Participants underwent a series of tests and MRI scans before and after a three-week course of intensive speech therapy.
The results showed significant pre- to post-therapy improvements in ILF areas that had sustained the most damage. Participant scores in object-naming tests improved from the baseline, partly as a result of fewer semantic errors.
Furthermore, the study supported the dual-stream language theory, which states that ventral brain networks are linked to semantic skills (finding the correct word to use) and dorsal networks are associated with phonemic skills (pronouncing words).
Summarising the findings, Leonardo Bonilha MD, PhD, an associate professor of neurology at MUSC and senior author of the report, said people experiencing benefits from speech therapy "got better because their brain network got structurally stronger".
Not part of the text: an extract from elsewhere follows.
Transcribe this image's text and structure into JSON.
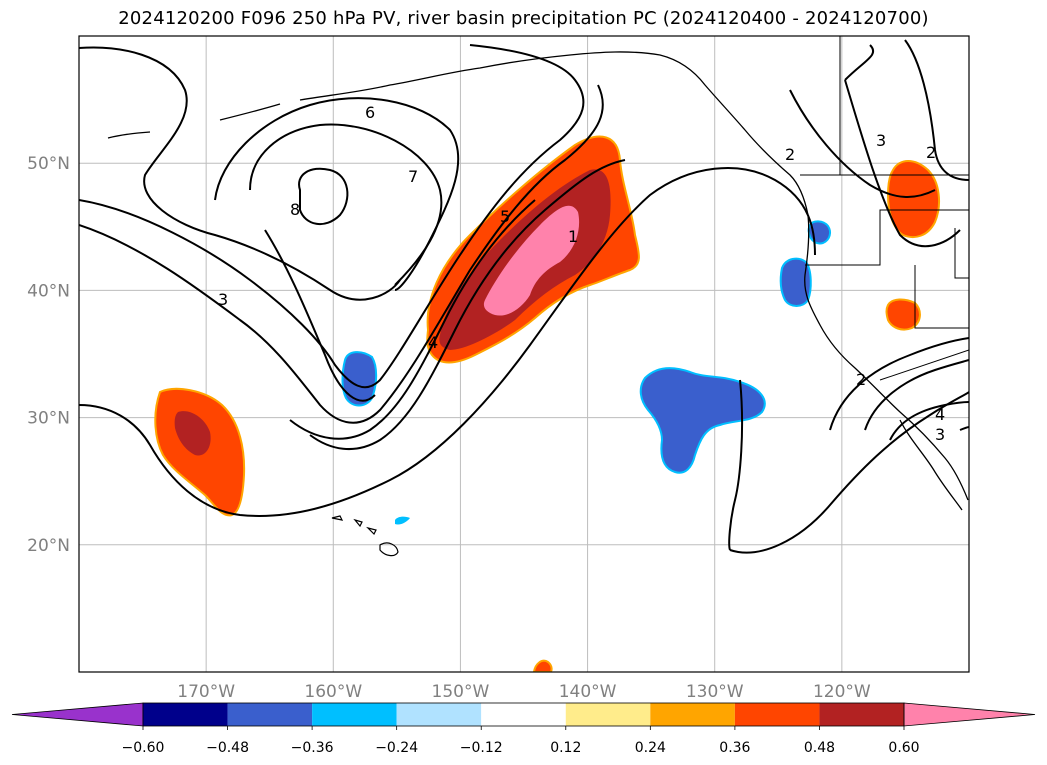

He added: "The residual connections got stronger in an area where semantic knowledge is integrated. Phonemics weren't related to these changes."
Lead author Emilie McKinnon, an MD and PhD candidate in MUSC's Department of Neurology, said the ultimate goal from a therapeutic point of view is to be able to look at an MRI scan and identify a patient's residual strength.
"If we see that the ventral area is really weak, but the phonemics network is damaged beyond repair, we could recommend semantically oriented therapies," she explained.
This approach could also prove useful in other cases, such as when motor control is affected by stroke.